Maxim Panov, who heads the Statistical Machine Learning group, and Kirill Fedyanin from Skoltech and their colleagues were able to show that using the data about money transfers between clients improves the quality of credit scoring quite significantly compared to algorithms that only use the target client's data. That would help to make better offers for trustworthy clients while lowering the negative effect of fraudulent activity.
"One of the defining properties of a particular bank client is his or her social and financial interactions with other people. It motivated us to look at bank clients as a network of interconnected agents. Thus, the goal of the study was to find out whether the famous proverb "Tell me who your friends are and I will tell you who you are" applies to financial agents," Panov says.

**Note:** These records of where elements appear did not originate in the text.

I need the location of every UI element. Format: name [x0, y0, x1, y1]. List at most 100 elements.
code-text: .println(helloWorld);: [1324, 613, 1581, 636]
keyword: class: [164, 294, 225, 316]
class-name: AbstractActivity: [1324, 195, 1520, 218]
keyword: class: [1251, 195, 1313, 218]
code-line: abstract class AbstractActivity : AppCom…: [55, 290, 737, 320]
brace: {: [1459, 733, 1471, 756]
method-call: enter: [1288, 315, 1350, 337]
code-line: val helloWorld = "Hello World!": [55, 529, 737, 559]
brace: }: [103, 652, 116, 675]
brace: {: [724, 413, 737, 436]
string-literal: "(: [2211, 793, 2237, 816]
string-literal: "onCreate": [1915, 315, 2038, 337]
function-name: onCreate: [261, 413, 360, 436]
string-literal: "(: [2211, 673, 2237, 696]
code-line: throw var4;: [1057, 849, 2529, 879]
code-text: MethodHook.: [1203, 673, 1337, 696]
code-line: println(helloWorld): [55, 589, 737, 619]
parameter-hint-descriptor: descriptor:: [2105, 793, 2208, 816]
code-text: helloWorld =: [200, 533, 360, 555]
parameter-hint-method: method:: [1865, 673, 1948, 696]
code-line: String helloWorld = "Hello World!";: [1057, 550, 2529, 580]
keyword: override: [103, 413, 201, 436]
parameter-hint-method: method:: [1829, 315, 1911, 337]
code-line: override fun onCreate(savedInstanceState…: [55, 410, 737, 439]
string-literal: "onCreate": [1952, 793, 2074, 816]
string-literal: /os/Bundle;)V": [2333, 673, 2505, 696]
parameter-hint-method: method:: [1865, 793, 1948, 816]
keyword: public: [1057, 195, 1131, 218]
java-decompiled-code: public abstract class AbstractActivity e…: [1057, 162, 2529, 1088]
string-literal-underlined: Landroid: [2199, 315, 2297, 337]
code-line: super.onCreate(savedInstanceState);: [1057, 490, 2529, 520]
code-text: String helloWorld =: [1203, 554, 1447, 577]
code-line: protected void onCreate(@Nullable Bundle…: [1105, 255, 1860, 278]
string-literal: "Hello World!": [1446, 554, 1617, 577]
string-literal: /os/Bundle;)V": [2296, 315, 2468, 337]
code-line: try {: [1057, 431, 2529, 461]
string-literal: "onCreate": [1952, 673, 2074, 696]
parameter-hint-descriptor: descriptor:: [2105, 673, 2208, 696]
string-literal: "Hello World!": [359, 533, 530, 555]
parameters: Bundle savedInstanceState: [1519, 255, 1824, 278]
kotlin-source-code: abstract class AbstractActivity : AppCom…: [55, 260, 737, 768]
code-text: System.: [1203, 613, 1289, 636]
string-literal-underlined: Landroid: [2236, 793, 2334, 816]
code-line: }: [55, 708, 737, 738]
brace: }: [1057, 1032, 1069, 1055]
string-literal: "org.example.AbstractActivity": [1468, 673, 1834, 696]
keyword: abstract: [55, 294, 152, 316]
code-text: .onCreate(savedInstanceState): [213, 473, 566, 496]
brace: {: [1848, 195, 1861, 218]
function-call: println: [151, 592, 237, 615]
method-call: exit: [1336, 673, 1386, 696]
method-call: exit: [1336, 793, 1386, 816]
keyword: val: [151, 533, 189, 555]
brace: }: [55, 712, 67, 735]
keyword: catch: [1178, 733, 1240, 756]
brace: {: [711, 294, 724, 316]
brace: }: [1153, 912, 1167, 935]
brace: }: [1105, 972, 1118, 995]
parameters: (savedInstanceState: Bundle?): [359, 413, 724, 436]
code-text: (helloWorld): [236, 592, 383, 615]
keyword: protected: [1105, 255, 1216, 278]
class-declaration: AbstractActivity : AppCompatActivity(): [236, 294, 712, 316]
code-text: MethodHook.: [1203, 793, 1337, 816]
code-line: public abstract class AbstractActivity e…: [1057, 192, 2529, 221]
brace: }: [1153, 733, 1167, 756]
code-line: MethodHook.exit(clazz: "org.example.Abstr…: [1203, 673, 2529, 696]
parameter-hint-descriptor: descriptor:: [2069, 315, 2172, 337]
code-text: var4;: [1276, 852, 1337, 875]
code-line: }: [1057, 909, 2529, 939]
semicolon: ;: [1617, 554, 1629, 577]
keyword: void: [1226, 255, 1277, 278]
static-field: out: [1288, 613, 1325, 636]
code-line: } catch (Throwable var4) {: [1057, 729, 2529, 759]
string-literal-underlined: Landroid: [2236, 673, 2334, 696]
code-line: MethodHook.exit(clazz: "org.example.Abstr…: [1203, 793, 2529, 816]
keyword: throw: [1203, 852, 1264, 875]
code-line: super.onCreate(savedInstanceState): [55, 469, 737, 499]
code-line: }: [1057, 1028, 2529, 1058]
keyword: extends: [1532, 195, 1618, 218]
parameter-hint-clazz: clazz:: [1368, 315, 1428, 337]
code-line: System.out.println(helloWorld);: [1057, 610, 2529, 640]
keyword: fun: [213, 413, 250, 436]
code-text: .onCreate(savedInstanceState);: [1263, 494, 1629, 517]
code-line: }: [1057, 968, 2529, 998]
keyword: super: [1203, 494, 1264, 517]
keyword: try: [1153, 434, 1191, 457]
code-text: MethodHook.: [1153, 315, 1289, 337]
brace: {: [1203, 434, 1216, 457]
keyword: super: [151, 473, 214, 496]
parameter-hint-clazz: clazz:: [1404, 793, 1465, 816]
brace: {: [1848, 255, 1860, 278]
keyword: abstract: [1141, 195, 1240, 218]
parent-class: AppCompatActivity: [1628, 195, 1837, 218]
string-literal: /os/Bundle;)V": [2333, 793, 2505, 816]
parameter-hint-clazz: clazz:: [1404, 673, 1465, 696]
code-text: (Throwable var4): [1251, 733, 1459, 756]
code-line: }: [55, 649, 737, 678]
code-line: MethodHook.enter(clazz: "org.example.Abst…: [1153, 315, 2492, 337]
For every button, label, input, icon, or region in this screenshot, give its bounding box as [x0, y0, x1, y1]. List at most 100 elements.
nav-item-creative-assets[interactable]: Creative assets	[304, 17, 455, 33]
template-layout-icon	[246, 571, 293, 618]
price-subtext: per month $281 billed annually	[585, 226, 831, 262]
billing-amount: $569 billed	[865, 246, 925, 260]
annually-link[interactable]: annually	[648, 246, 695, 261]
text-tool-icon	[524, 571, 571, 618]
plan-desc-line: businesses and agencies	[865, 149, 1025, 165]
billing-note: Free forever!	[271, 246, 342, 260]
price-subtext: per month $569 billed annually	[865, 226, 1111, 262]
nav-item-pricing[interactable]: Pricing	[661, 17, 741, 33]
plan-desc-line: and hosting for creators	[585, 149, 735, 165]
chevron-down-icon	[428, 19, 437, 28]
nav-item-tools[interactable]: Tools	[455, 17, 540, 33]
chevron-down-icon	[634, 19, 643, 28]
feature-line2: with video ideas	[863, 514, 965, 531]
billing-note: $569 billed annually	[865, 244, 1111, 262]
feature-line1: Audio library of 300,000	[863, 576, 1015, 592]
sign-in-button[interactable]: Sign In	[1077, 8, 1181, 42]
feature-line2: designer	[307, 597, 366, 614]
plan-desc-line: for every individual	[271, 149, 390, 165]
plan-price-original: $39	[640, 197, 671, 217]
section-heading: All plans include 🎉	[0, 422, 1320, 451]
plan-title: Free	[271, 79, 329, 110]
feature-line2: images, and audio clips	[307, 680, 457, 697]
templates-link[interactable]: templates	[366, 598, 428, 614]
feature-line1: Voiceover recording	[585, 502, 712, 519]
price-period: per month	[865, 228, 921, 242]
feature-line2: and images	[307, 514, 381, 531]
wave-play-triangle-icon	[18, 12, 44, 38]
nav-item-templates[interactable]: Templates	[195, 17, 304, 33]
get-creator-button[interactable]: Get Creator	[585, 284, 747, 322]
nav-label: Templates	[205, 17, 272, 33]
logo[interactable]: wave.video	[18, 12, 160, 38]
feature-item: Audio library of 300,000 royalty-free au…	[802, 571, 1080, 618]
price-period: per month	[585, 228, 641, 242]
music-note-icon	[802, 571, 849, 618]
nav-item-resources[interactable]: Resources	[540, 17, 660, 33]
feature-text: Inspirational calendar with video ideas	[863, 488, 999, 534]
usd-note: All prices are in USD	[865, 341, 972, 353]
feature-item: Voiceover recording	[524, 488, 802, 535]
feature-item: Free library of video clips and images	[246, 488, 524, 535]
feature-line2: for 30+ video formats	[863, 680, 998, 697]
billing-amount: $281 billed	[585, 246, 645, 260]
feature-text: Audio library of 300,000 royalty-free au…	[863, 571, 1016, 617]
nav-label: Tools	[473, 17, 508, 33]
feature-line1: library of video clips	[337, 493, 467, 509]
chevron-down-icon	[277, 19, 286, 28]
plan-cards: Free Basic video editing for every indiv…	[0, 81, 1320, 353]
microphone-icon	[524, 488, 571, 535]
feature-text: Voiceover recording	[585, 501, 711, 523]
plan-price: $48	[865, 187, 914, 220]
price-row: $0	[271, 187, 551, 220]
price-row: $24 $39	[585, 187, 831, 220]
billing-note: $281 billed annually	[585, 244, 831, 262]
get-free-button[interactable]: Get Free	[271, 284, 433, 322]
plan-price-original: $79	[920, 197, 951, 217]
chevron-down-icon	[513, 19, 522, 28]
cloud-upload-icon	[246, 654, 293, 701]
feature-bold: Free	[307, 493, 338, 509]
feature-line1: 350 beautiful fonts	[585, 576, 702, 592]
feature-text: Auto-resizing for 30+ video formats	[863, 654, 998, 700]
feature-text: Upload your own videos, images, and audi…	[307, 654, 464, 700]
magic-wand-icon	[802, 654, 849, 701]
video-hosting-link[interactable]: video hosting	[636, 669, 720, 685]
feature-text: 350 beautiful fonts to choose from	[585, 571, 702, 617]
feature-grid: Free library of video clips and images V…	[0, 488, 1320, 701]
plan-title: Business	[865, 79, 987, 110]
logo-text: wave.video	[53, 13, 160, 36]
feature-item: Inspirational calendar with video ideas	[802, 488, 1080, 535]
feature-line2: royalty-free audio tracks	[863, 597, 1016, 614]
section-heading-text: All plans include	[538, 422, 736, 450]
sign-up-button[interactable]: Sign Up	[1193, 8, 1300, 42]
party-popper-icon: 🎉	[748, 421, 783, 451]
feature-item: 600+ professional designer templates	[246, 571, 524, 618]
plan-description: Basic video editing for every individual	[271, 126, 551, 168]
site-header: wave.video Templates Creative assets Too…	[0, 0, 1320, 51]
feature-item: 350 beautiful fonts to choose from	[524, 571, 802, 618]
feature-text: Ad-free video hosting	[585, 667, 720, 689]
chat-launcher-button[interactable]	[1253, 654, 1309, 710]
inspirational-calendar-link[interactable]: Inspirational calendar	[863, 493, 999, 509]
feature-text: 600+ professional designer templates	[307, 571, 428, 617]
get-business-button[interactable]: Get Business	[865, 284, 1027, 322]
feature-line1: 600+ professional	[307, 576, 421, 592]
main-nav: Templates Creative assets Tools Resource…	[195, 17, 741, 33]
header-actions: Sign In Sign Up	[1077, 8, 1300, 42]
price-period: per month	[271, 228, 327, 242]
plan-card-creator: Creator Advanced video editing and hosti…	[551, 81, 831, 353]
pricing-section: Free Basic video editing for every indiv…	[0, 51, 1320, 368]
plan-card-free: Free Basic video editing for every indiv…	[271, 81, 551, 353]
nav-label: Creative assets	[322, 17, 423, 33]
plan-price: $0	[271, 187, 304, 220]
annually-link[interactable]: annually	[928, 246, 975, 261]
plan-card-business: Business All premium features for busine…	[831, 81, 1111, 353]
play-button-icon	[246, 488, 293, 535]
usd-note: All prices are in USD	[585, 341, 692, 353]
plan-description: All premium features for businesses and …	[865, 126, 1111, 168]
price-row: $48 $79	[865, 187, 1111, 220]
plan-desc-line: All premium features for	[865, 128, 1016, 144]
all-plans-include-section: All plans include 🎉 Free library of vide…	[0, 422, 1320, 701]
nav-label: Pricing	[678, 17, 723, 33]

Their edge weight-shared graph convolutional network (EWS-GCN) uses graphs, where nodes correspond to anonymized identifiers of bank clients and edges are interactions between them, to aggregate information from them and predict the credit rating of a target client. The main feature of the new approach is the ability to process large-scale temporal graphs appearing in banking data as is, i.e. without any preprocessing which is usually complex and leads to partial loss of the information contained in the data.
The researchers ran an extensive experimental comparison of six models and the EWS-GCN model outperformed all its competitors. "The success of the model can be explained by the combination of three factors. First, the model processes rich transactional data directly and thus minimizes the loss of information contained in it. Second, the structure of the model is carefully designed to make the model expressive and efficiently parametrized, and finally, we have proposed a special training procedure for the whole pipeline," Panov notes.
He also says that for the model to be used in banking practice, it has to be very reliable. "Complex neural network models are under the threat of adversarial attacks and due to the lack of knowledge of this phenomenon in relation to our model, we cannot use it in the production process at the moment, leaving it for further research," Panov concludes.